Four Theses on Responsive Design
A friend and fellow web designer and developer (indeed, someone who gets to do a lot more front-end design) recently asked me,
Chris—what do you think of “responsive” layouts? I’m not a big fan. In theory, it’s a good idea. But it makes it difficult for ad placement, and in practice, I don’t know that anyone really needs five different “views” for a site based on browser width/height.
So, some thoughts from a guy who’s done a lot of reading, a lot of watching, and – alas – a lot less actual implementation than he’d like in the last year. (In other words: take these words with a grain of salt; they’re observations on watching others in the process as much as they are born of my own experience.)
I think responsive design is a great idea, but it has to be done carefully and thoughtfully, especially when considering ad placement.
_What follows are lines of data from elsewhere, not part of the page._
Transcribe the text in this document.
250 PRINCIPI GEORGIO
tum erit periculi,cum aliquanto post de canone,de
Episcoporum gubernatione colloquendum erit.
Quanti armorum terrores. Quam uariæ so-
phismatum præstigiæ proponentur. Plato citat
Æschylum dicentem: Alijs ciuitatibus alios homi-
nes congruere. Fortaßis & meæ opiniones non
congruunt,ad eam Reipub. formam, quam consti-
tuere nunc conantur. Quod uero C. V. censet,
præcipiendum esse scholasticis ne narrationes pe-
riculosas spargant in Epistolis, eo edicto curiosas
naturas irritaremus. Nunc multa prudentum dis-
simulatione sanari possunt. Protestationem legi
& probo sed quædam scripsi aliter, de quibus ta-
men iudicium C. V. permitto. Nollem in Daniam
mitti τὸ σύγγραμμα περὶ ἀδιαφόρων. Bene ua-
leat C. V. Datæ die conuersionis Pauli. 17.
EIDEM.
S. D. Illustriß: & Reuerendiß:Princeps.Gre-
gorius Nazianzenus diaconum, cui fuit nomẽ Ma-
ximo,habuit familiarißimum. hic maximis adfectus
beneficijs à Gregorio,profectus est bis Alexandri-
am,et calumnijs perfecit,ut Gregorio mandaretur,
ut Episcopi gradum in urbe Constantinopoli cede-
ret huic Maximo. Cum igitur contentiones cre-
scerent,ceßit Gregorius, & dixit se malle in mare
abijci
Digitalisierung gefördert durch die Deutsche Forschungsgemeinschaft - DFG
The thoughtless implementations that prevail in a lot of bandwagon-riders’ sites are not good patterns: they don’t tend to work particularly well, they’re a lot of extra work, and thus the cost-benefit analysis doesn’t come out in their favor. A really good responsive design, on the other hand, is really delightful to use, and it actually shouldn’t be much more work—though it does require modifying the workflow; see point 3 below.
Another way of putting this: good design is good design (whether responsive or not), and bad design is bad design (whether responsive or not). There are lots of good designers not yet doing responsive design – though I suspect they will be soon – and lots of bad designers doing responsive design (to everyone’s chagrin).
Now, four theses born from my own experience (see the rest of this site for an implementation that I think works well, but not as well as it could – also The Invited Birth and Independent Clauses):
- Responsive is often coupled to fluid; this isn’t necessarily the best choice. Fixed widths with various breakpoints can work a lot better—especially for ad-positioning! Most responsive sites I’ve seen in the last year are also fluid (my own included), but I’ve seen a couple that are coming at things a bit more sensibly and choosing fixed widths but with different fixed widths at the various
@media
breaks. For a site like the one my friend just put up, that would make much, much more sense. - Choosing your breakpoints sensibly is pretty much everything. Me, I’d probably pick one at around
520px
(do it inems
! use a scale!), and then potentially another at about800px
(give or take a little on each). You then have three layouts, rather than five. I actually have four on this site, because I like letting the font size bump up again for much larger/higher-res screens; it just makes for a more pleasant reading experience. You can easily get away with just two (see the Dallas Theological Seminary site for a really great example of this approach): one for particularly small screens, one for everything else—essentially, a phone layout and an everything else layout, since tablets can handle regular desktop sites just fine. Were I doing design for a client like the one my friend just finished – whose site inspired this conversation – I think I’d take the same approach John Dyer did with the DTS site: a single breakpoint is pretty much perfect. - Especially when thinking about ads, it really helps to think about responsive reflow right at stage 1 of the design process. It’s much, much harder to add on at the end once the design is already done. When it’s there in the beginning, you can think about the way blocks of content relate to each other and how they should be placed at each size, and then handle your content structure accordingly (where wrapper divs go, etc.). When you do it right up front, you also have a chance to discuss with the client how and where to prioritize the ad placement at various view sizes. I think we can all agree that having ads first in the content flow for a mobile page is terrible—but in terms of usability, so is having a full desktop site, which is just hard to navigate on a phone.
-
It’s way better than the alternative of mobile-specific sites, which inevitably drop major parts of the content. I cringe every time my phone gets redirected to
m.some-site.com
, because I know I’ll inevitably want the full version of the site at some point. (I often end up using the “request desktop version of site” option in Chrome for Android.) Having a responsive layout means you never skimp on the content, just display it in a different way that makes more sense for the viewport.On a closely related note, you don’t have to deal with thinking about messy canonical URL markers on every page for a mobile site that point search robots back to the “real” page. While this isn’t too bad if you’re built your back end carefully, it’s one more piece of overhead I’m glad not to have to manage.
Some of the best writing I’ve seen on the subject has come out of the folks at Paravel – Dave Rupert, who I linked in a previous comment on retina images, being one of their guys—and there’s some great stuff by Trent Walton (another of their guys), as well.